I personally believe that CapEx itself falls into the first and third categories. Running the exchange is fun for Dubaldi. And, on top of that, being a good virtual company is good for business — by serving as a role model for how virtual companies should behave, he can bring in virtual investors. And that means that CapEx will be successful and, perhaps, someday even profitable.
If Dubaldi kicks out his virtual board of directors, stops paying out dividends and otherwise acts like a bad player in his own game, the other players — the investors — will abandon ship. And that means that CapEx the real Second Life project will go out of business just as surely as the stock price of CapEx the “virtual listed company” tanks on the exchange.
If other “virtual CEOs” do the same, they will also take a publicity hit and may lose some Second Life customers as a result. But they get to keep the money their “investors” gave them.
Aside from the publicity problems, and the fact that a bunch of people are going to be really annoyed, there is little downside to taking the money and going off with it.
Unlike real-world stock exchanges, which have the law courts to back them up, CapEx has no authority to demand restitution from company founders, or to seize company assets and sell them to pay off shareholders.
The new CapEx — like the old SL Capital Exchange — doesn’t have any authority to prevent bad actions on the part of participants.

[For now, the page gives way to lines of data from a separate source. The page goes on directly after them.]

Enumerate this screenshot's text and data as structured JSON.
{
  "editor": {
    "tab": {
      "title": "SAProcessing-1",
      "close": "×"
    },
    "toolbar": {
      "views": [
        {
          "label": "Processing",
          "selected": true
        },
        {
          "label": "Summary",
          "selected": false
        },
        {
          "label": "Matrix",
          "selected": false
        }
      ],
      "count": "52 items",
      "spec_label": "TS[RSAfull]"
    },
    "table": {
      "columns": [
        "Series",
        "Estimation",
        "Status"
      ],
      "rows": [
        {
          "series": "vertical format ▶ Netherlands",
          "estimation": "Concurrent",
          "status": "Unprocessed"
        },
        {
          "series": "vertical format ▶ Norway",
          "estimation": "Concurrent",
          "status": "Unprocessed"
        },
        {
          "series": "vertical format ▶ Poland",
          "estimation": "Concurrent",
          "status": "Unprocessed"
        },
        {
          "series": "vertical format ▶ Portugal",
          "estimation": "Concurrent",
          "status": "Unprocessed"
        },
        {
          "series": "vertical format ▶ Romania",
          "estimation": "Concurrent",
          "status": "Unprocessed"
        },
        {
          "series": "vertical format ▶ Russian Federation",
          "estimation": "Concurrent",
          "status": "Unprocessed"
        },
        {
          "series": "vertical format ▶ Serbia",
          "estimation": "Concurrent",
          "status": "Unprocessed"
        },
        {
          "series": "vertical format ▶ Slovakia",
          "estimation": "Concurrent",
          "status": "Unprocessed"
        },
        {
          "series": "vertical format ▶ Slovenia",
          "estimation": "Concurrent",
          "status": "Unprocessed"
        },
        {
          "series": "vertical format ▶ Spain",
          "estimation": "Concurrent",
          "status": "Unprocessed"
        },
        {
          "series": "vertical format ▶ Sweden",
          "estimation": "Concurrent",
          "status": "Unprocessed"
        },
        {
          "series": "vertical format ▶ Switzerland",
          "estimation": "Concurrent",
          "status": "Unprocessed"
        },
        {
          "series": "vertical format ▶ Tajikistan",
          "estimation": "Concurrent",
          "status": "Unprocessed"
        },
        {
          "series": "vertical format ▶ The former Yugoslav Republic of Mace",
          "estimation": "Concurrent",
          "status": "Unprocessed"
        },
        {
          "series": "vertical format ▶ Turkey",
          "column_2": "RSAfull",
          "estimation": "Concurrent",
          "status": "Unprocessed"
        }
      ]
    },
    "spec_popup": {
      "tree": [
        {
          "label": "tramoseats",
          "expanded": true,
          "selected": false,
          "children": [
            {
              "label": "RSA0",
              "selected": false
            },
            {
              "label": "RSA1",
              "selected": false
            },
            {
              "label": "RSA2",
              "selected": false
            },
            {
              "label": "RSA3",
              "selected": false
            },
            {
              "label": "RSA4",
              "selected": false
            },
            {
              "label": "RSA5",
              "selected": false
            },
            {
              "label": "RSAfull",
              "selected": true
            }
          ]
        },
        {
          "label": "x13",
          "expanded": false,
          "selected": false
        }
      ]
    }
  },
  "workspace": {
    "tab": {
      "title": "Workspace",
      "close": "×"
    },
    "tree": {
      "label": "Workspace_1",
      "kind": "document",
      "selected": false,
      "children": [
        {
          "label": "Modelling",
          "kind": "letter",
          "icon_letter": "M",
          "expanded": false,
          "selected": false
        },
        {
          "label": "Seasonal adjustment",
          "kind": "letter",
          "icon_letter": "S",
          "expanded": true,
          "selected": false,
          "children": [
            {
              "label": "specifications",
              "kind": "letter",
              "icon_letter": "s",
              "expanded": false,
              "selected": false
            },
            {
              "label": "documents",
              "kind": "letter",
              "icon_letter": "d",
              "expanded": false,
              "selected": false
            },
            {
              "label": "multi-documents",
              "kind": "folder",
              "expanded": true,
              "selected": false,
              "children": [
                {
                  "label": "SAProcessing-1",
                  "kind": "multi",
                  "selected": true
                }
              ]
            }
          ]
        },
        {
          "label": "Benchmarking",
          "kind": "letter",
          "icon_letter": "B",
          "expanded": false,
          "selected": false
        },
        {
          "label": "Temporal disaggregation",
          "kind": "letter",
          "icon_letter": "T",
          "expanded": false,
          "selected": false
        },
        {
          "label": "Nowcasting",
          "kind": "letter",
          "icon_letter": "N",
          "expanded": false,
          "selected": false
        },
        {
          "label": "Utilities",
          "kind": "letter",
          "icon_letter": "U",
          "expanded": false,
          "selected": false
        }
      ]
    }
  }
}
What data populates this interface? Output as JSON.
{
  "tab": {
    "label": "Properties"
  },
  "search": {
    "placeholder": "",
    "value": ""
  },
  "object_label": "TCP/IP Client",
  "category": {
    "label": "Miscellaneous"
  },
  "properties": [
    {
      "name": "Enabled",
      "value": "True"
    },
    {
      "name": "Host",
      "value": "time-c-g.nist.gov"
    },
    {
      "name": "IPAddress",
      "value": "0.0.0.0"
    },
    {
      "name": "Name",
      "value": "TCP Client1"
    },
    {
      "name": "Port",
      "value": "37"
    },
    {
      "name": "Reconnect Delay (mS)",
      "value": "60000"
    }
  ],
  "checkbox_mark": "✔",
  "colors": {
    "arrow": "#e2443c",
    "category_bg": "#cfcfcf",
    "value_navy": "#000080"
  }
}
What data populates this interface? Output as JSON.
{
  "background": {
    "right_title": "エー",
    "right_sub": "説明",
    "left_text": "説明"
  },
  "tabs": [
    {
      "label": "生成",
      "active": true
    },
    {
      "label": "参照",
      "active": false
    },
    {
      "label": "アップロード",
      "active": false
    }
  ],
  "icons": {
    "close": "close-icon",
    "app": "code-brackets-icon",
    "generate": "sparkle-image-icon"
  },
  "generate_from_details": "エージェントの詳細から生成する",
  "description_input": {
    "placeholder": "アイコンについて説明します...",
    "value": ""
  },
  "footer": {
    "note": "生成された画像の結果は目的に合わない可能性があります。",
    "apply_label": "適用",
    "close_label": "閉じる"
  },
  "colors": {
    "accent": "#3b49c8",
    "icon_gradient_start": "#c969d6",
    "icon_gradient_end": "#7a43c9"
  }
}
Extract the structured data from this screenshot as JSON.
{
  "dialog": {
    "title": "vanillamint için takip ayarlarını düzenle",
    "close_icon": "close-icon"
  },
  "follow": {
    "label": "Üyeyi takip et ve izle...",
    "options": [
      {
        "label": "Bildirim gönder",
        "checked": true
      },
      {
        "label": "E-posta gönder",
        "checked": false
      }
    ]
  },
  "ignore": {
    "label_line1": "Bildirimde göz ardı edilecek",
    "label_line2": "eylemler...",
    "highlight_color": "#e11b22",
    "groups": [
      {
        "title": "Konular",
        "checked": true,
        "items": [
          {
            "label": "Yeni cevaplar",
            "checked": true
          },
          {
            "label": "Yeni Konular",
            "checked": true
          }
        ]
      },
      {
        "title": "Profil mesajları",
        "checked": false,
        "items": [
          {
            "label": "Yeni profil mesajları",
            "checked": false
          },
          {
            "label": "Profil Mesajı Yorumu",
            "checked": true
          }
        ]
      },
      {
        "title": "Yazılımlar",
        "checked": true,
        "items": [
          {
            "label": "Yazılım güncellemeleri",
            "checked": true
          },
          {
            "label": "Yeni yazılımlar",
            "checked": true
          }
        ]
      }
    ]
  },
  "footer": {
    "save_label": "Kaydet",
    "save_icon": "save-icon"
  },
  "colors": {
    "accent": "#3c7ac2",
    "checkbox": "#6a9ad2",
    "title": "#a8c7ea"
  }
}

All it has is the good will and promises of those individuals.
And there’s a big upside — you get to take your Linden dollars, convert them into cold hard cash, and use the money to pay your doctors’ bills. Your kids’ college tuition. Use it to start a new company. Or just put it into your retirement fund.
And, after all, the folks investing their money knew it was a game going in. They knew it wasn’t real. They knew that it wasn’t going to last. Right?
Murky legal waters
Second Life policy prohibits wagering on any game that has a chance component. Poker, for example, even though it is partially a game of skill, is not allowed under Second Life’s terms of service.
Is a virtual exchange such as CapEx allowed? It clearly markets itself as a game. Personally, I don’t think there’s much chance involved — the “company CEOs” and the exchange operators win, and everyone else loses. But the Lindens may see it differently.
We’ll have to see whether Linden Lab makes a ruling on this — and there probably will be a ruling if the exchange ever reaches any sizeable volume, or large amounts of money starts going missing.
The CapEx game is heavily stacked in favor of the “virtual company CEOs.” The “virtual investors” put in all the money. The CEOs take it out. They only have to give back as much as they want — or just enough to keep the investors happily investing.
Occasionally, a player may time the market right and get out with some money intact — leaving another player holding the bag.
But the vast majority of players are likely to lose most or all of their investment.
Since the virtual stocks have no underlying value — they are not actually linked in any way to the supposed business projects behind them — the trading is pure speculation.
And that trading can only last as long as CapEx continues to operate in a legal gray area, without a firm ruling one way or the other from Linden Lab.
A way out
There is one way for the CapEx to become fully, 100 percent legal and compliant with the Second Life terms of service — if the Linden dollars traded on the exchange are purely fictional.
This is the way it’s done on the other stock market simulation games — you’re not actually trading US dollars. It’s a fantasy portfolio, played with fantasy money.
The CapEx could do the same, allowing players to create fantasy portfolios of Second Life brands and trade them with one another.
That would be as educational as trading actual Linden dollars. Of course, it wouldn’t be as fun.